Loan Shark Slain… and Mourned

Home Crime Loan Shark Slain… and Mourned

By Katerina Valdivieso

Otis “Junior” Edmonds was a man of exacting routines.

Every morning he rose at 5, walked out of his house, went to the Classon Grocery on the corner of Prospect Place, bought his newspaper and his scratch-off lottery tickets, got in his car and read the newspaper before heading to work.

Except for yesterday when Edmond, 63, was shot in the head as sat behind the wheel of his burgundy Mazda 626, reading his paper.

The police say that his assailant, who approached on foot, fled the scene, and remains at large.
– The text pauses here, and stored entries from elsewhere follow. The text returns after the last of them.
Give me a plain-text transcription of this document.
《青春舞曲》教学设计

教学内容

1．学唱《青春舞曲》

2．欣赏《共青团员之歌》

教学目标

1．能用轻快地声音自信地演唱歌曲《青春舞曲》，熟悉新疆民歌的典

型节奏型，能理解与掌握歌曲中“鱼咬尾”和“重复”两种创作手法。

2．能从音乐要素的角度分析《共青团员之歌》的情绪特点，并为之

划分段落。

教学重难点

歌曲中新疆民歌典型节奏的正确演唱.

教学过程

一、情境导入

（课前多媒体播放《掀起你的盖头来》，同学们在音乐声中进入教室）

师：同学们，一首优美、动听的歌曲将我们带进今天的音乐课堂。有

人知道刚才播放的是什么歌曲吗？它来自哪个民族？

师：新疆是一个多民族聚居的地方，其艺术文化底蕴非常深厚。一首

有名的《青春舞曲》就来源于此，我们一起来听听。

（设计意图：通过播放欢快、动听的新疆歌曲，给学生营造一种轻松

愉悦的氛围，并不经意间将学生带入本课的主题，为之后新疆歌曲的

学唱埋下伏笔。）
Meanwhile, Edmonds’ friends and relatives, gathered today to talk about the man they knew as the neighborhood loan shark.

“He didn’t have much to loan but what he had he would give and made a few dollars out of it,” said his sister-in-law, Maryellen Sullivan.

Otis "Junior" Edmonds. Photo courtesy of the Edmonds family.

Edmonds had lived in this neighborhood for decades. Those who knew describe as a kind man, quiet and “cool.” He was also a recovering heroin addict and he had been clean for about 20 years, said his brother William. He went to daily meetings of recovering addicts.

“He was always helping people at anytime,” says Donell Lee, the superintendent of a building down the street and a close friend of the Edmonds’ family. He added, however, that he didn’t know much about Edmonds’ business. Another neighbor, who asked to be identified only as Kevin, said Edmonds would lend you money anytime you needed it.

“Whatever he had in his pocket,” he said.

The Edmonds family knows of no enemies he might have had.

“I saw him the morning before,” said Sheiab Ihmed, the cashier at Classon Grocery where Edmonds bought his newspapers and his Newport cigarettes. “A good man, no problem with nobody. Always walked with his son, always cool with everybody.”

Edmonds lived with and cared for his mother, who died last month. Phillipa Thompson, a neighbor who knew him eight years, said Edmonds kept the building impeccably clean.

“His smile lit up his face,” said Thompson. “When he walked in the building and he wouldn’t leave two leaves on the floor.”